CNN reports such a thing occurred early Sunday morning as tourists began to flock to the iconic Parisian landmark.
According to the report, three people were seen climbing on the Eiffel Tower, only to flee once police made their way onto the scene. CNN had learned that “Security agents called police after seeing the group at 5:30 a.m., but the climbers escaped before officers arrived.”
Unfortunately, the identities and motives of the climbers remain a mystery. As The Independent reports, police were taking a proactive approach to ensuring the metal tower was safe before tourists were allowed to embark upon the attraction in a normal fashion later Sunday afternoon.
The general worry was that the stunt had anything to do with possible terrorism. The Independent is careful to remind: “France has been on high alert since the Charlie Hebdo massacre in January when Islamist terrorists murdered 12 people in the offices of the satirical magazine for publishing cartoons of the Prophet Mohammad.”
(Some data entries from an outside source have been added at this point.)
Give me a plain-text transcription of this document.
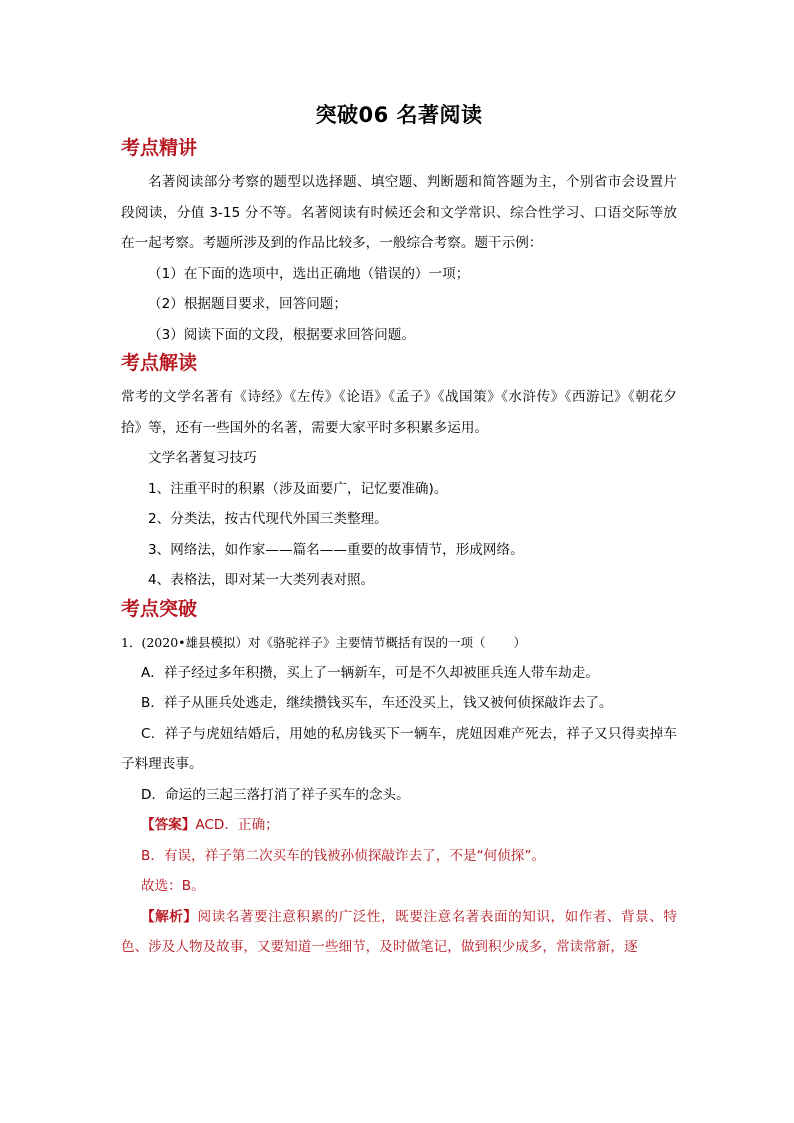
突破06 名著阅读
考点精讲

名著阅读部分考察的题型以选择题、填空题、判断题和简答题为主，个别省市会设置片段阅读，分值 3-15 分不等。名著阅读有时候还会和文学常识、综合性学习、口语交际等放在一起考察。考题所涉及到的作品比较多，一般综合考察。题干示例：

（1）在下面的选项中，选出正确地（错误的）一项；

（2）根据题目要求，回答问题；

（3）阅读下面的文段，根据要求回答问题。

考点解读

常考的文学名著有《诗经》《左传》《论语》《孟子》《战国策》《水浒传》《西游记》《朝花夕拾》等，还有一些国外的名著，需要大家平时多积累多运用。

文学名著复习技巧

1、注重平时的积累（涉及面要广，记忆要准确)。

2、分类法，按古代现代外国三类整理。

3、网络法，如作家——篇名——重要的故事情节，形成网络。

4、表格法，即对某一大类列表对照。

考点突破

1．(2020•雄县模拟）对《骆驼祥子》主要情节概括有误的一项（ ）

A．祥子经过多年积攒，买上了一辆新车，可是不久却被匪兵连人带车劫走。

B．祥子从匪兵处逃走，继续攒钱买车，车还没买上，钱又被何侦探敲诈去了。

C．祥子与虎妞结婚后，用她的私房钱买下一辆车，虎妞因难产死去，祥子又只得卖掉车子料理丧事。

D．命运的三起三落打消了祥子买车的念头。

【答案】ACD．正确；

B．有误，祥子第二次买车的钱被孙侦探敲诈去了，不是“何侦探”。

故选：B。

【解析】阅读名著要注意积累的广泛性，既要注意名著表面的知识，如作者、背景、特色、涉及人物及故事，又要知道一些细节，及时做笔记，做到积少成多，常读常新，逐
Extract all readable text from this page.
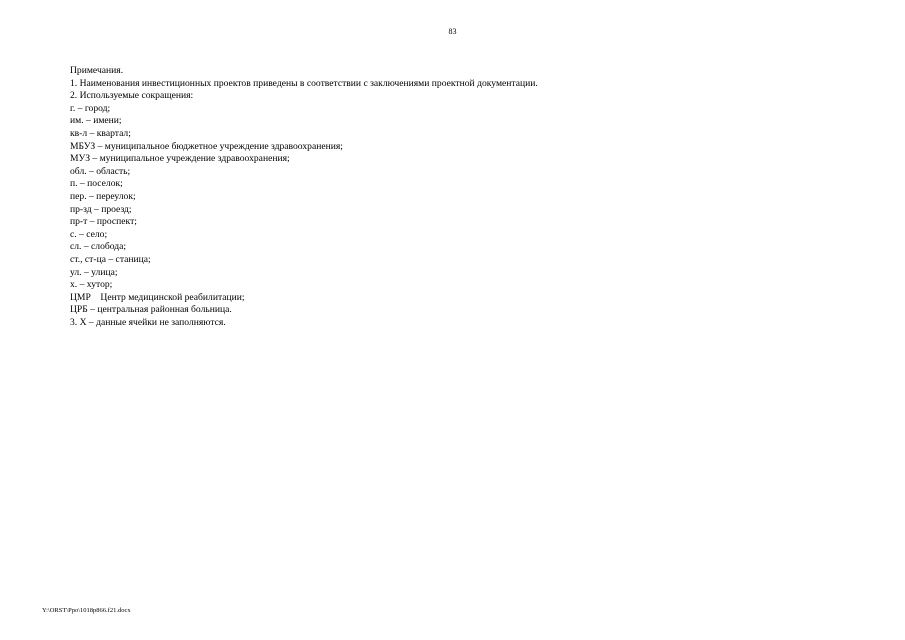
83

Примечания.

1. Наименования инвестиционных проектов приведены в соответствии с заключениями проектной документации.

2. Используемые сокращения:

г. – город;

им. – имени;

кв-л – квартал;

МБУЗ – муниципальное бюджетное учреждение здравоохранения;

МУЗ – муниципальное учреждение здравоохранения;

обл. – область;

п. – поселок;

пер. – переулок;

пр-зд – проезд;

пр-т – проспект;

с. – село;

сл. – слобода;

ст., ст-ца – станица;

ул. – улица;

х. – хутор;

ЦМР    Центр медицинской реабилитации;

ЦРБ – центральная районная больница.

3. Х – данные ячейки не заполняются.

Y:\ORST\Ppo\1018p866.f21.docx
CNN reports that a helicopter roamed around the area, utilizing thermal imaging to attempt to track down the anonymous climbers.
The Eiffel Tower was also reportedly inspected by an emergency response team to ensure its safety before allowing its opening to the public at large at 2 p.m. local time.
While the climbers have thus far scurried off into anonymity, officials did offer a bit of insight into how three unidentified people managed to get away.
A police official explained to Le Figaro, via Google Translate, “there is a strong likelihood that the suspects were able to flee in the morning, in parachuting or flying wing before the arrival of the crews.”
As for motives, the Agence France Presse, which offers a varied report signaling just one "intruder," delivers a speculative theory: “A policeman at the scene said the intruder may have been an adventurer seeking to parachute off the tower, which is 324 metres (354 yards) tall — a sight not uncommon in the French capital. In 2005, however, a Norwegian man died while attempting a similar feat.”
As of this writing, the Eiffel Tower remains open and safe, welcoming droves of interested parties to scour its inner recesses in the normal fashion.
Just please refrain from climbing or jumping off the thing, because it is overwhelmingly frowned upon.